32. Onlara şu iki adamı örnek ver: Onlardan birine iki üzüm bağı vermiş, bağların çevresini hurmalarla donatmış, ikisinin arasına da bir ekinlik koymuştuk.
33. Her iki bağ da meyvelerini vermiş ve ürünlerinden hiçbir şeyi eksik bırakmamıştı. Bu iki bağın arasından bir de nehir fışkırtmıştık.
34. Derken onun büyük bir serveti oldu. Arkadaşıyla konuşurken ona dedi ki: "Benim malım seninkinden daha çok.
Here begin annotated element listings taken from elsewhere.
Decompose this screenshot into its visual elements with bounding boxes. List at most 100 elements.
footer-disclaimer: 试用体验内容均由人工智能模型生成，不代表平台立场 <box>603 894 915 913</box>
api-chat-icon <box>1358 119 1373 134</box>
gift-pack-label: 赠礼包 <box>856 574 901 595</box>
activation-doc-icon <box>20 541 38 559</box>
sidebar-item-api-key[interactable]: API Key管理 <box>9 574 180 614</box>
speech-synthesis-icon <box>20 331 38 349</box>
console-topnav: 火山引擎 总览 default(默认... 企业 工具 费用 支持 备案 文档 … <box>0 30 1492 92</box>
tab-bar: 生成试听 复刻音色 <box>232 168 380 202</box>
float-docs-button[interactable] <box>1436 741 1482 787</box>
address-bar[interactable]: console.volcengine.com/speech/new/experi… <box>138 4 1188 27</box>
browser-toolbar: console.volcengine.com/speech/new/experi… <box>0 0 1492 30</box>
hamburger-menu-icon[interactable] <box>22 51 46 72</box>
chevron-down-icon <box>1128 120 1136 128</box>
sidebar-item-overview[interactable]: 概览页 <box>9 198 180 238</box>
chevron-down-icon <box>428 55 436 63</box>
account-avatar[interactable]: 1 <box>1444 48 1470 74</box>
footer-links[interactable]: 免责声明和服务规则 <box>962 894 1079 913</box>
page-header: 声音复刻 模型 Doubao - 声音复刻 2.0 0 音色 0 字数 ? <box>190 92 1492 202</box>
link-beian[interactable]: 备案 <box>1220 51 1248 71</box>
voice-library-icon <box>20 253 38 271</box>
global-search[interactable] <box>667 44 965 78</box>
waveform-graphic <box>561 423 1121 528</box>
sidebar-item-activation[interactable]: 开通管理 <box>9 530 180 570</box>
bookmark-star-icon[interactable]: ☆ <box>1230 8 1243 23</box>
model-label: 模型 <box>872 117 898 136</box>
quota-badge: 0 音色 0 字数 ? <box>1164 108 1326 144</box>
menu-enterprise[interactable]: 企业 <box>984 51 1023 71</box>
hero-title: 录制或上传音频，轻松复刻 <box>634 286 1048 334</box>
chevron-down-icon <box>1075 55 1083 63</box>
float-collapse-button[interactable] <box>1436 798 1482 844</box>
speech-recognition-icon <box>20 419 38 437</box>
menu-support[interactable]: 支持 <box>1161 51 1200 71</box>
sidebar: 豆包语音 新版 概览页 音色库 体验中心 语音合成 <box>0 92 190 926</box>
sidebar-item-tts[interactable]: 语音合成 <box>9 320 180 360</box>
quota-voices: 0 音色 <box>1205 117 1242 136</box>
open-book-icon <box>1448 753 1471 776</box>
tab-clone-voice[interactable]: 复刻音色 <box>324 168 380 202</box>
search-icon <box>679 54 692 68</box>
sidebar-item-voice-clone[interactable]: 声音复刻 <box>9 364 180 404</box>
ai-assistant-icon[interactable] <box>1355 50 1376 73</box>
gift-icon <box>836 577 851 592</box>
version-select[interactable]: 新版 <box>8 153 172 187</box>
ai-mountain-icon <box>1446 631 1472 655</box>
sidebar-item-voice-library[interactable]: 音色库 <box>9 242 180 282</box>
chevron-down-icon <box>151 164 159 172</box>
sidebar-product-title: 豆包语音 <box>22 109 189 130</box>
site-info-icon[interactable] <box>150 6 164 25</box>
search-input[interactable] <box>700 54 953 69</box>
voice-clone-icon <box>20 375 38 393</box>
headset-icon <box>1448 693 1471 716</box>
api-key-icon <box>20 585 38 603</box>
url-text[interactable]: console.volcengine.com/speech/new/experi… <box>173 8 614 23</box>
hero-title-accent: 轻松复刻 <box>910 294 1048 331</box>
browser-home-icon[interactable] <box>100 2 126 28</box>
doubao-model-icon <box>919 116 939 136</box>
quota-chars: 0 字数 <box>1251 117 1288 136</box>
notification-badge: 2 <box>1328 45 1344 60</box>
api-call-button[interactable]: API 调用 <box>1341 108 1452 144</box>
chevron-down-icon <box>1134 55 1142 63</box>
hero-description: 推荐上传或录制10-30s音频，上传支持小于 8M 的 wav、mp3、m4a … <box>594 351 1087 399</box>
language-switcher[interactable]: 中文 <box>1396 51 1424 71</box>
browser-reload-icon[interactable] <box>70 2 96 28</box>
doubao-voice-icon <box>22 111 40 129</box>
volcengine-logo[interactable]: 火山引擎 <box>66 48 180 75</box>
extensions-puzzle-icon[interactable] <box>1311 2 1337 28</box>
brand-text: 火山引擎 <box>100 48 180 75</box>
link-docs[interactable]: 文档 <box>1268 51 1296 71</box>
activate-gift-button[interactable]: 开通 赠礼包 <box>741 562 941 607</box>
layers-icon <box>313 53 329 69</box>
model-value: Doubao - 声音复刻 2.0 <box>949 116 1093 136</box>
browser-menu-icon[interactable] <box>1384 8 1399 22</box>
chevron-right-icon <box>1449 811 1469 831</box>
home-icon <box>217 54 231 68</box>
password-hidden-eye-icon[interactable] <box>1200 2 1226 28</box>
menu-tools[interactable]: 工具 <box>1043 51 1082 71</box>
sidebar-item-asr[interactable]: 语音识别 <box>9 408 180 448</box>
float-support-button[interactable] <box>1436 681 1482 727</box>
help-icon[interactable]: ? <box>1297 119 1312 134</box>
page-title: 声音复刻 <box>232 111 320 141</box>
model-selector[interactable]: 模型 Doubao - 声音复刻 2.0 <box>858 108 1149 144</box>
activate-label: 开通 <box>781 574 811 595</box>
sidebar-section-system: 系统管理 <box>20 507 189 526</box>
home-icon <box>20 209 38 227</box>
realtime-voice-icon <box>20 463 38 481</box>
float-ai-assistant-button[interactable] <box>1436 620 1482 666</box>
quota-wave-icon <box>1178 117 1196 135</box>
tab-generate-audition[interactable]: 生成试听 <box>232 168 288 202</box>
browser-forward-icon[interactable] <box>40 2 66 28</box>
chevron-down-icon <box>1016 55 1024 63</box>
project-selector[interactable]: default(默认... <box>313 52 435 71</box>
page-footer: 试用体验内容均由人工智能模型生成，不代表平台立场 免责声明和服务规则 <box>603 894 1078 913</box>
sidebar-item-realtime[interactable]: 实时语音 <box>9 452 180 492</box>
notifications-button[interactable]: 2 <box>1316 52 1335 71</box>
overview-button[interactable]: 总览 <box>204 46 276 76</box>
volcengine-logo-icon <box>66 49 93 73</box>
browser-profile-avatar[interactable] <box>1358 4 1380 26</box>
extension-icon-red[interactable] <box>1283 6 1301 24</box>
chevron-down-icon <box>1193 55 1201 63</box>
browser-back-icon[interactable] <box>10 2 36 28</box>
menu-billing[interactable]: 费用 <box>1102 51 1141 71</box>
Adamlardan yana da senden daha üstünüm."
35. Derken kendine zulmederek bağına girdi. Şöyle dedi: "Bunun sonsuza değin yok olacağını sanmıyorum."
36. "Kıyametin kopacağını da sanmıyorum. Rabbime döndürülsem bile andolsun bundan daha iyi bir sonuç bulurum."
37. Arkadaşı, ona cevap vererek dedi ki: "Seni topraktan, sonra bir damla döl suyundan yaratan, sonra da seni (eksiksiz) bir insan şeklinde düzenleyen Allah'ı inkâr mı ediyorsun?"
38. "Fakat O Allah benim Rabbimdir. Ben Rabbime hiç kimseyi ortak koşmam."
39,40. "Bağına girdiğinde 'Mâşaallah! Kuvvet yalnız Allah'ındır' deseydin ya!. Eğer benim malımı ve çocuklarımı kendininkilerden daha az görüyorsan, belki Rabbim bana, senin bağından daha iyisini verir. Seninkinin üzerine de gökten bir afet indirir de bağ kupkuru ve yalçın bir toprak hâline geliverir."
41. "Ya da suyu çekiliverir de (bırak bir daha bulmayı) artık onu arayamazsın bile."
42. Derken bütün serveti helâk edildi. (Yıkılmış) çardakları üzerine çökmüş hâldeki bağına yaptığı harcamalar karşısında ellerini oğuşturuyor ve şöyle diyordu: "Keşke Rabbime hiçbir kimseyi ortak koşmasaydım.."
43. Onun, Allah'tan başka kendisine yardım edebilecek kimseleri yoktu. Kendi kendini kurtaracak güçte de değildi.
44. İşte bu durumda velayet (himaye ve koruyuculuk) yalnızca hak olan Allah'a mahsustur. O'nun mükâfatı da daha hayırlıdır, vereceği sonuç da daha hayırlıdır.